Description
This 2014 $20 fine silver coin was issued to celebrate Canada’s rich biodiversity, and highlights the animal kingdom’s family bonds with endearing images of Canada’s baby animals. The image features a young puffin with its mother in its natural habitat. Mintage is limited to just 7,500 coins. The coin is struck in .9999 fine silver and weighs just over one ounce. GST/HST exempt.
The Design:
The coin features an endearing image of a small baby puffin nestling close to its mother, with an iconic Atlantic shoreline in the background. Selective colouring brings this small bird to life, while a proof finish compliments the coin.
The Puffin:
In 1992, the puffin was made the official bird of the province of Newfoundland and Labrador, where hundreds of thousands of these charming creatures live.

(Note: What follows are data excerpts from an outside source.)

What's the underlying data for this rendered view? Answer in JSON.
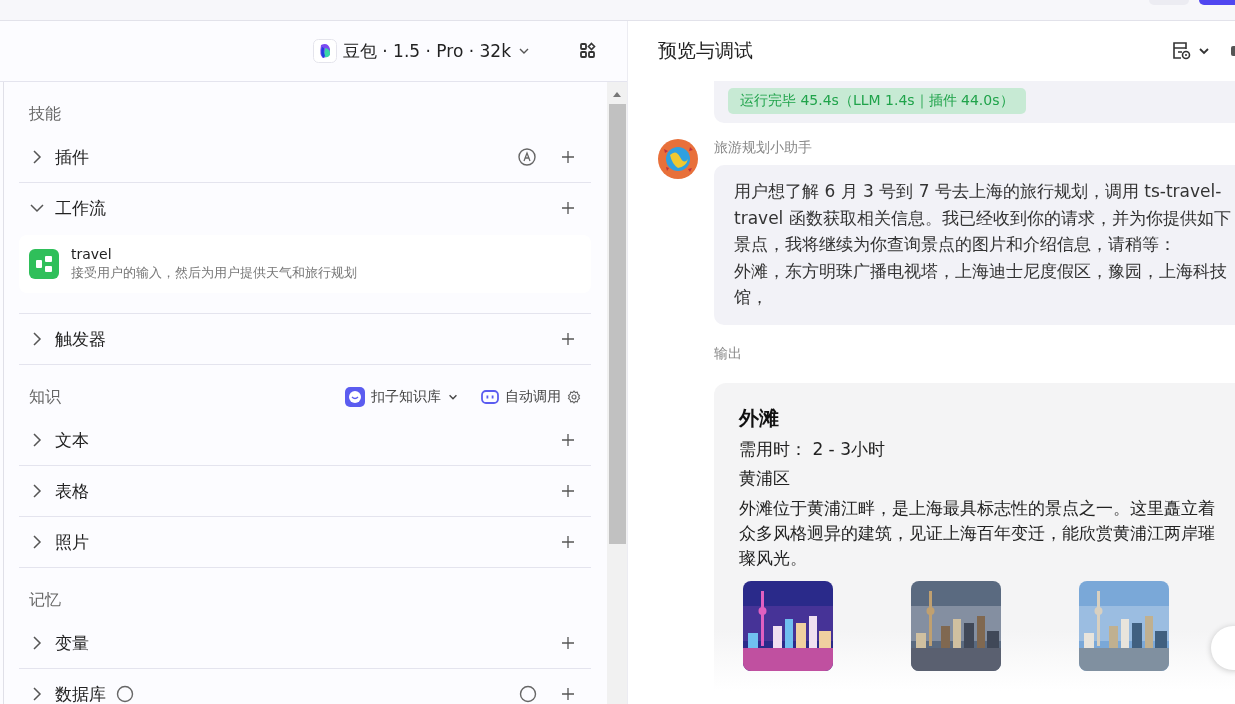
{
  "model": {
    "name": "豆包 · 1.5 · Pro · 32k"
  },
  "sections": [
    {
      "title": "技能",
      "items": [
        {
          "label": "插件",
          "expanded": false,
          "auto": true
        },
        {
          "label": "工作流",
          "expanded": true,
          "cards": [
            {
              "name": "travel",
              "description": "接受用户的输入，然后为用户提供天气和旅行规划"
            }
          ]
        },
        {
          "label": "触发器",
          "expanded": false
        }
      ]
    },
    {
      "title": "知识",
      "tools": [
        {
          "kind": "library",
          "label": "扣子知识库"
        },
        {
          "kind": "auto",
          "label": "自动调用"
        }
      ],
      "items": [
        {
          "label": "文本",
          "expanded": false
        },
        {
          "label": "表格",
          "expanded": false
        },
        {
          "label": "照片",
          "expanded": false
        }
      ]
    },
    {
      "title": "记忆",
      "items": [
        {
          "label": "变量",
          "expanded": false
        },
        {
          "label": "数据库",
          "expanded": false,
          "info": true
        }
      ]
    }
  ],
  "preview": {
    "title": "预览与调试",
    "status": "运行完毕 45.4s（LLM 1.4s｜插件 44.0s）",
    "sender": "旅游规划小助手",
    "message_lines": [
      "用户想了解 6 月 3 号到 7 号去上海的旅行规划，调用 ts-travel-",
      "travel 函数获取相关信息。我已经收到你的请求，并为你提供如下",
      "景点，我将继续为你查询景点的图片和介绍信息，请稍等：",
      "外滩，东方明珠广播电视塔，上海迪士尼度假区，豫园，上海科技",
      "馆，"
    ],
    "output_label": "输出",
    "place": {
      "title": "外滩",
      "duration": "需用时： 2 - 3小时",
      "district": "黄浦区",
      "description": "外滩位于黄浦江畔，是上海最具标志性的景点之一。这里矗立着众多风格迥异的建筑，见证上海百年变迁，能欣赏黄浦江两岸璀璨风光。"
    }
  }
}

The puffin’s Latin name, fratercula arctica, likely refers to its black and white coat, as “fratercula” means “little brother” or “little friar”. Puffins are at their most recognizable in the spring during breeding season, when their beaks boast vibrant colours of orange, yellow and blue across their bill, with matching orange feet. In the winter, however, they shed these colourful beak plates, and lose their jet-black and bright-white feathers to grow greyish winter down. They look so starkly different, that people once thought they were two different species of birds! The winter look of the puffin is what baby puffins look like until maturity. Baby puffins newly-hatched have to be kept warm by both parents for at least a week until they can maintain their own body temperature. If nourishment is plentiful, chicks grow flight feathers and leave the nest in about 40 days. Soon, these sweet babies become the strong, swimming sea birds they are meant to be.